Beaver's first flight with V12 power

Beaver RED V12
Beaver fitted with RED V12 engine

A de Havilland Beaver powered by a V12 diesel engine has made its first flight with Canadian operator Sealand Aviation.

The DHC-2 Beaver took off from Campbell River regional airport, powered by the RED A03 V12 Jet-A compression ignition engine which is said to produce 550hp.

The RED V12 replaces the Beaver’s usual engine, a Pratt & Whitney R-985 Wasp Junior producing 450hp. The nine-cylinder radial was last produced by Pratt & Whitney in 1953, hence the need to find an alternative power unit.

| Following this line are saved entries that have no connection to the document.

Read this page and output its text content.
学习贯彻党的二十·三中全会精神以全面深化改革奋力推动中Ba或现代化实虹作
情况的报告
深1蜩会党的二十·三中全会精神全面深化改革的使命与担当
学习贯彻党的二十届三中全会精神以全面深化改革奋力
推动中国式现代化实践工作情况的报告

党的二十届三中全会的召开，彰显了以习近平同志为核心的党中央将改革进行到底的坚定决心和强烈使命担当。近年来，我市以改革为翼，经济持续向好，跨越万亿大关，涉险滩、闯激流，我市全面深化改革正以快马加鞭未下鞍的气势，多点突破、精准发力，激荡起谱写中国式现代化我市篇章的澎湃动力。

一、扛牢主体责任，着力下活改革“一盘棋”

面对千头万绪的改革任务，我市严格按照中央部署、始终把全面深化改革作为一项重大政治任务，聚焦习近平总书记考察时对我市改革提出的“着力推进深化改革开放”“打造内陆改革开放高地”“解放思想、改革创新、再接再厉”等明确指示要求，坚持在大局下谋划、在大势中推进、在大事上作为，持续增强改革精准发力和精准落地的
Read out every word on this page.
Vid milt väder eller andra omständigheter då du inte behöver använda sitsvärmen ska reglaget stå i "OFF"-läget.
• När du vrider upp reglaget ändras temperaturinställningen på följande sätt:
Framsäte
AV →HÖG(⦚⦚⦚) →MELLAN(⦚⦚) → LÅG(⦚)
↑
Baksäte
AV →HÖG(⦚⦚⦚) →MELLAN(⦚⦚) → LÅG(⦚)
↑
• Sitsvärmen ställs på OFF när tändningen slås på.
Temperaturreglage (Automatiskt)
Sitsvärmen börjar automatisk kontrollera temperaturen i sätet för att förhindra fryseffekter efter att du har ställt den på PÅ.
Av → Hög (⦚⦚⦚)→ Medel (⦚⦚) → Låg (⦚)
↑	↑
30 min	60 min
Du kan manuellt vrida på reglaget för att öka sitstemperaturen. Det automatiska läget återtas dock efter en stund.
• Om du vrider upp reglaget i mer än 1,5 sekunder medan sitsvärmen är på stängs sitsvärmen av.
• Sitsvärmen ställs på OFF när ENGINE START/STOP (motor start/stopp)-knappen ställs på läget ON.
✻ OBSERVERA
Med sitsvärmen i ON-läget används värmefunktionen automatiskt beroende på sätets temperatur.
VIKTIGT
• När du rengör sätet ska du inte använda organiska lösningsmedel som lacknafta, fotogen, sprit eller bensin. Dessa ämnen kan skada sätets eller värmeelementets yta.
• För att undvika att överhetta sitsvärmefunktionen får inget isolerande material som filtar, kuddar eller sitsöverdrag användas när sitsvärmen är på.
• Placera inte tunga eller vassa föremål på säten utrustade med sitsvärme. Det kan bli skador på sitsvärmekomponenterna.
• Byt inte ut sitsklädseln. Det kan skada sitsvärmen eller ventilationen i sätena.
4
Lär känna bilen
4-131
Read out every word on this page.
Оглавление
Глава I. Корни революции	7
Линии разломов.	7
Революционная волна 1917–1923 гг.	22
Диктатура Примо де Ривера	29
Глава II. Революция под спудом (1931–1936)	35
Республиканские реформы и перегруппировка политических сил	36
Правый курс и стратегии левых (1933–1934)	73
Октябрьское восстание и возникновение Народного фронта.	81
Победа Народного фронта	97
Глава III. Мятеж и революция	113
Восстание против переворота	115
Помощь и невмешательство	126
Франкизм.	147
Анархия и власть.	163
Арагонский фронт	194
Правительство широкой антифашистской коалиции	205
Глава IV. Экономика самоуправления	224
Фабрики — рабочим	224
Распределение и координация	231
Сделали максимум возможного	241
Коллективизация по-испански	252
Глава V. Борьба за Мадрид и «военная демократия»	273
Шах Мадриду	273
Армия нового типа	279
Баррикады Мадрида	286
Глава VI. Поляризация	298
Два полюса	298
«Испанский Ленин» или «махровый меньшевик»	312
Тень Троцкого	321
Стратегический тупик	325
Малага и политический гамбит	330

The V12 Beaver “led to a remarkable short take-off distance and a steep climb,” said a statement from RED. “The JET-A solution is the answer to the future 100 LL restrictions.”

first flight

First flight for the V12 powered Beaver

Other benefits are said to be:

  • Fuel consumption reduced
  • Increased performance and climb
  • Increased range
  • Reduced carbon footprint
  • SAF is an option

Sealand Aviation installed the RED A03 to a DHC-2 Beaver airframe in their facilities on Vancouver Island. As well recognised specialists, they are well known for an impressive range of DHC-2 conversions, modifications and maintenance.

Sealand and RED teamed-up to make this happen, so the maiden flight was a milestone to step into the flight testing for the STC process which will be offered by Sealand Aviation soon for other operators.